As in Clara Barton, famous nurse, founder of the American Red Cross.
I wanted to hug him, but he was holding a huge box.
“Come in, come in!”
He set the box down on the ottoman that served as a coffee table in front of my TV. Then he turned and wrapped me in a hug, saying, “Wow! Look what you’ve done with the place!”
“Well, I had some good help,” I said, gesturing for him to sit on the couch. “What can I get you? I’m so glad you’re here! Are you spending the night?”
He shook his head and took my hands, pulling me over to sit beside him. “I, um…”
My heart raced. Was he sick? Was there an emergency? Because my dad didn’t drive an hour and a half tonight for an impromptu visit.
“Well, sweetie, your mom called me.”
My eyes widened. “And you answered?”
He laughed. “Well, mainly I answered because she called the shop, and you know we don’t have that newfangled caller ID.”
I had to stifle my laugh. Technology from the nineties was not newfangled. But this was a part of my dad’s charm.
“Look, she was very upset about your finding out she had never adopted you, and she felt like…” He trailed off, looking down at his hands, which he was rubbing together, a telltale nervous trait.
I put my hand on his. I hated to see him as anything but the strong, capable man who had raised me, who was sure of himself and could fix anything with those hands. He looked up at me. “She thought I needed to take responsibility for my part in this.”
That thudding heart again. “Your part?”
“Look, honey, I’m not a very exciting guy. I know that. But I love you, and I loved Julie, and when she left, all my biggest fears were confirmed. I wasn’t enough to make someone stay.”
“Dad, believe me, exciting is not what a woman should look for in a husband. You have all the traits of a perfect husband and father.”
He smiled at me sadly. “Well, honey, not perfect.” He sighed. “Look, when she left, I made it very clear that she wouldn’t be involved anymore. I told myself that a clean break was best for you,that you didn’t need an adulterer as your example, that you didn’t need her flitting in and out of your life when it was convenient for her. I told myself that, by keeping her away, I was giving you stability.”

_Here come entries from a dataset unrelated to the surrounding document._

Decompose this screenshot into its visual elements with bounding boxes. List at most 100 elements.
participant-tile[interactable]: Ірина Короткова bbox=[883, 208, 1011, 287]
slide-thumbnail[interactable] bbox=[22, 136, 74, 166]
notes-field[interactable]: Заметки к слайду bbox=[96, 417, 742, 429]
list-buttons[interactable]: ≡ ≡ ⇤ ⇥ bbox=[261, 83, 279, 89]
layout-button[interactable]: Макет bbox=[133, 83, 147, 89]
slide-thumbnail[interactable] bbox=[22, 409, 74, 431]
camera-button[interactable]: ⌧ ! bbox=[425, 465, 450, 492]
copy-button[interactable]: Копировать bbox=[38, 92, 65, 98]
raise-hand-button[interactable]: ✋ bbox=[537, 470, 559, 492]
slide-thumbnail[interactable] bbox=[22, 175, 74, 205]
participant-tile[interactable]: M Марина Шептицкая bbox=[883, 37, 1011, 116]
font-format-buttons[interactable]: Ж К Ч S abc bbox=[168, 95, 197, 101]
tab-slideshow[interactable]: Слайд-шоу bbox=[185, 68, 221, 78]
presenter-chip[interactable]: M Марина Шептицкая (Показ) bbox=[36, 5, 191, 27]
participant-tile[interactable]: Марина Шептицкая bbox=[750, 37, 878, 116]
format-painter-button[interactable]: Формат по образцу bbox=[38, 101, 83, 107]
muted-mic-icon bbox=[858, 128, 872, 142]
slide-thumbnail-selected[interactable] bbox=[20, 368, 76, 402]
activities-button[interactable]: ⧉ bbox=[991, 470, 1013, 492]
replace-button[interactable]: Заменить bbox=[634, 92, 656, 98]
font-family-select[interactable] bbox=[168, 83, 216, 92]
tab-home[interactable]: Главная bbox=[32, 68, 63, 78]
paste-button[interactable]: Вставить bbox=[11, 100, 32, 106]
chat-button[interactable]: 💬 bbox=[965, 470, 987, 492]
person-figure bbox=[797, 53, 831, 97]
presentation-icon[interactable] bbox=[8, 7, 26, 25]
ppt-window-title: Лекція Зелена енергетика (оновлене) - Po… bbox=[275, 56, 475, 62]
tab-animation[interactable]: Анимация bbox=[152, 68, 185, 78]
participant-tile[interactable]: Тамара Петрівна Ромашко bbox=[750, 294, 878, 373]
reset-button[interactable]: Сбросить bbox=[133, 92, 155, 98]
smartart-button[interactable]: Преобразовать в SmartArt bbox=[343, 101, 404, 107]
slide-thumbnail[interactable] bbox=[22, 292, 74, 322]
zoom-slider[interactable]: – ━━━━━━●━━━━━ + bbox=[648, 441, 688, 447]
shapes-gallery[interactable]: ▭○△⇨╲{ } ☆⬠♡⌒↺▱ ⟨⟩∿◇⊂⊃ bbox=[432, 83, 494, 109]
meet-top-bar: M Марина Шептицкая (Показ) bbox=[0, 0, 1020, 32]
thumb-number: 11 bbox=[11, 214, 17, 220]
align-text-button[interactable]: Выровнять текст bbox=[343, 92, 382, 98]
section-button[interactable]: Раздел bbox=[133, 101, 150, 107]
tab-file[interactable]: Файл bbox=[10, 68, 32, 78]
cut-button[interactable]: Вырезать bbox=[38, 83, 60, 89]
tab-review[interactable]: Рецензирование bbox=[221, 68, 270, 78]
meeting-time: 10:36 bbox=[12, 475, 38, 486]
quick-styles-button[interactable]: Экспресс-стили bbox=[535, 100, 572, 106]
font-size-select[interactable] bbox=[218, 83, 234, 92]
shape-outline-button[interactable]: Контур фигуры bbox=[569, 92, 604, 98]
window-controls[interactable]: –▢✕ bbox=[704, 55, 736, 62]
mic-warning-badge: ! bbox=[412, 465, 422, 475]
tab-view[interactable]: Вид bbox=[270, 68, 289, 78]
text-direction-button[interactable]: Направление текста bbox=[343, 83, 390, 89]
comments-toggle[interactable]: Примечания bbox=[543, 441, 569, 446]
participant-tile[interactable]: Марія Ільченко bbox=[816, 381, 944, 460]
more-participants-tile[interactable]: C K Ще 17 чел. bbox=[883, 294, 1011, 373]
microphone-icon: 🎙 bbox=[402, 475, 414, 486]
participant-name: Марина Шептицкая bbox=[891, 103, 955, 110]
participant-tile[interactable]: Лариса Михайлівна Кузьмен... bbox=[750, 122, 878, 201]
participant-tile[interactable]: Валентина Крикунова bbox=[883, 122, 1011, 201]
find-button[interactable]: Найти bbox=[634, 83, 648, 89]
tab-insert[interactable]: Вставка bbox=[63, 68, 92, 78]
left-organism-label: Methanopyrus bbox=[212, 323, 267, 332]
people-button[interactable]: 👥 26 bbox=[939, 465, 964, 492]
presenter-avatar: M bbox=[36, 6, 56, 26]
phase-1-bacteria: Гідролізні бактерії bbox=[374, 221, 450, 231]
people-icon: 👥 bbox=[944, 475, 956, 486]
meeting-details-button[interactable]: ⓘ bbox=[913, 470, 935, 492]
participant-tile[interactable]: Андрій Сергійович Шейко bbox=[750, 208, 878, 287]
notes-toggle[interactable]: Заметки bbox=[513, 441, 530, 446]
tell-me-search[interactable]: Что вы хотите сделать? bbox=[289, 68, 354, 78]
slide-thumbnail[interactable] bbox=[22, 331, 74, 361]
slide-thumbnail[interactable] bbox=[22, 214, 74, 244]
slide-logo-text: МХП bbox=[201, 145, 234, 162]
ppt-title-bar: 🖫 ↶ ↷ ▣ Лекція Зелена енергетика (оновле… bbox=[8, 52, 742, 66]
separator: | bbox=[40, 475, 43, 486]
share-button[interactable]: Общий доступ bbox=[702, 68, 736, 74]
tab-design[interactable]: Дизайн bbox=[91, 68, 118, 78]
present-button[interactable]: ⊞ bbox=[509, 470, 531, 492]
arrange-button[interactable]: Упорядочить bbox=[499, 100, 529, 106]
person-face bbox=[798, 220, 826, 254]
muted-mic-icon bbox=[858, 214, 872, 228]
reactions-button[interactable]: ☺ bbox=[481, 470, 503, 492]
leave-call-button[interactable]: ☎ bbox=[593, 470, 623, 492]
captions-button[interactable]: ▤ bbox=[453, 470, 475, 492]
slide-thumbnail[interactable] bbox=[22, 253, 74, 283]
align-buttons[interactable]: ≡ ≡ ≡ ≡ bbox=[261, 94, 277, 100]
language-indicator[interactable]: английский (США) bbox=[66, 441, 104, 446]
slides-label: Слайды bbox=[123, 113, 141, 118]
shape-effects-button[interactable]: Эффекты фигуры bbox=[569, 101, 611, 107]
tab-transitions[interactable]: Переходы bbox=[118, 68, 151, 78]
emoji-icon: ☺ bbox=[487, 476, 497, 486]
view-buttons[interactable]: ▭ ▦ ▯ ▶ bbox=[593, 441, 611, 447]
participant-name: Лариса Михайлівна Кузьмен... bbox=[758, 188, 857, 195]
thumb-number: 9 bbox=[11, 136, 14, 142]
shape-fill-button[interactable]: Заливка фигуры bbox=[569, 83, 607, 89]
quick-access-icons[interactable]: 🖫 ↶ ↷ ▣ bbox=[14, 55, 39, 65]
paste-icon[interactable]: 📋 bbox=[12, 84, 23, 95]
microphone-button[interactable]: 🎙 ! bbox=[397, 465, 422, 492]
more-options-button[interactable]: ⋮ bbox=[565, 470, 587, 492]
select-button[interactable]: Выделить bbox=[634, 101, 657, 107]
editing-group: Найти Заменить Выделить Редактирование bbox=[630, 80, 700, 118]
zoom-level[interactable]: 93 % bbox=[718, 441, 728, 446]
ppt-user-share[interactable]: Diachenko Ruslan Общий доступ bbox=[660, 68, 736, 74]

I had to wipe tears from my eyes, remembering how much it had hurt all those years to be away from her. She was justgone. I got that postcard, the week after she left, the one with the Cape Carolina return address that I kept underneath my bed. I had read it so many times I had it memorized:I love you, my girl. And it won’t be long until we are together again. Whatever happens, don’t forget how special you are. Love, Mom.
It was the only goodbye I ever got, and it was a paltry one.
“But see,” Dad continued, “when I look back on it now, I wonder if maybe I wasn’t protecting myself too, if maybe I wasn’t punishing her. If she didn’t want me, she couldn’t have you either.”
I tried to summon some anger toward him, but all I could see was a strong man before me, broken. All I could see was a man who had never cooked but learned to make banana nut bread because it was his daughter’s favorite breakfast, who learned to iron skirts for cheerleading competitions, who took me prom dress shopping and oohed and aahed over every choice, who sat at the kitchen table when he was exhausted to help me with calculus and college applications. I couldn’t be mad at him because he had been hurt too. And I knew with everything inside of me that he had done his best, just like I was doing now.
So I just nodded and squeezed his hands. “It’s okay, Dad,” I whispered. “You did great. You gave me this whole stable, wonderful childhood, and I know it was hard for you. You did your best. We all do.”
We all do.I did. And I knew, lately, my best had been pretty bad. But, even so, that’s what I was doing. My best.
He put his hand on the box and patted it. “You might feel differently when you know about this.”
I raised my eyebrows.
“After you got that postcard from your mom, you were sad and despondent for days. So, from then on, whatever she sent, I just put in the box.” He cleared his throat. “I wanted to throw it all away, but I couldn’t quite do it. So, it’s all yours.”
With that, he stood up.
“Where are you going? You can’t spend the night?”
He shook his head. “I’ve got to get back to the shop. You know that. But maybe I can peek at Maisy before I do?”
I nodded and gestured for him to follow me. The night-light by her crib illuminated her sweet sleeping face, and I was completely overwhelmed by my love for her. Dad smiled down at her and squeezed my arm. We tiptoed out of the room, and I closed the door softly.